2. Work-Life Balance Suggests a Precariousness That Isn't Helpful
Losing your balance and falling isn't pleasant. A goal to balance suggests that things are hanging in the balance-or could quickly get off balance, and that causes terrible outcomes.
It's more constructive to think of solutions that continue to evolve over shifts in life and work. Rather than falling or failing, you may have good days or better days or not-so-good days. These variations are normal, and it's more useful to think of life as an always evolving and changing from day-to-day or year-to-year, rather than a high-risk enterprise where things could go wrong with one misstep.
The thing is, most days probably won't look like an equilibrium. You might have to stay late at work and grab dinner on the way home one day or skip your work retreat this year because it coincides with your parents being in town. And there is nothing wrong with either of those choices.

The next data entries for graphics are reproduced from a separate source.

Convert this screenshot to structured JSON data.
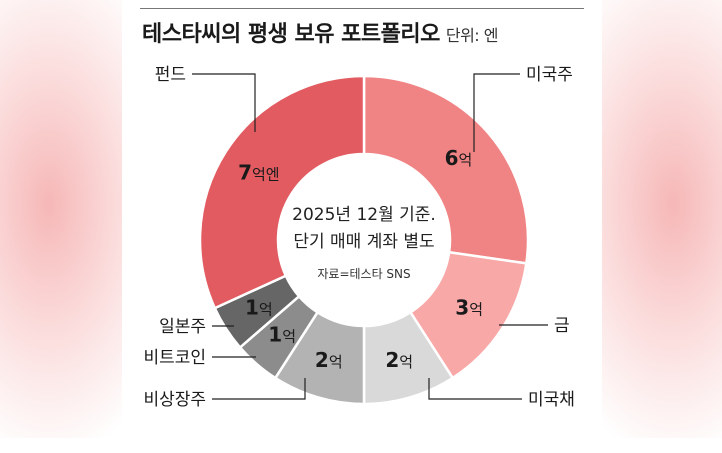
{
  "header": {
    "title": "테스타씨의 평생 보유 포트폴리오",
    "unit": "단위: 엔"
  },
  "center": {
    "line1": "2025년 12월 기준.",
    "line2": "단기 매매 계좌 별도",
    "source": "자료=테스타 SNS"
  },
  "chart_data": {
    "type": "pie",
    "donut": true,
    "unit": "억",
    "slices": [
      {
        "label": "미국주",
        "value": 6,
        "value_label": "6억",
        "color": "#f08383"
      },
      {
        "label": "금",
        "value": 3,
        "value_label": "3억",
        "color": "#f9a8a8"
      },
      {
        "label": "미국채",
        "value": 2,
        "value_label": "2억",
        "color": "#d9d9d9"
      },
      {
        "label": "비상장주",
        "value": 2,
        "value_label": "2억",
        "color": "#b3b3b3"
      },
      {
        "label": "비트코인",
        "value": 1,
        "value_label": "1억",
        "color": "#8c8c8c"
      },
      {
        "label": "일본주",
        "value": 1,
        "value_label": "1억",
        "color": "#666666"
      },
      {
        "label": "펀드",
        "value": 7,
        "value_label": "7억엔",
        "color": "#e15b60"
      }
    ]
  }
}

3. Work-Life Balance Doesn't Allow Us to Think Big Enough
Lastly, I think that everyone deserves more than just balance. Balance is a limiting concept, and if we set the bar too low, we won't demand enough of ourselves, our leaders, and our companies. Right now, too many companies are still operating in an either/or mentality (though thankfully, it's starting to change). That's why there are still workplaces that penalizes parents who choose to take parental leave or assume that employees who don't put in as much "face time" aren't committed to their jobs.
I always like the mantra that "you can have it all, just not all at once." There are seasons of life where you'll have less time for yourself and will devote more to school or family or work. This is part of the normal ebb and flow of life. When you think big and expect that you can have a positive experience with all that work and life have to offer, you'll be more likely to make that happen.
How we talk to ourselves matters, and how we talk about issues makes a difference. This is a linguistic determinism. Let's bury "work-life balance" and think bigger and better about work-life fulfillment to do a little less balancing and a lot more living.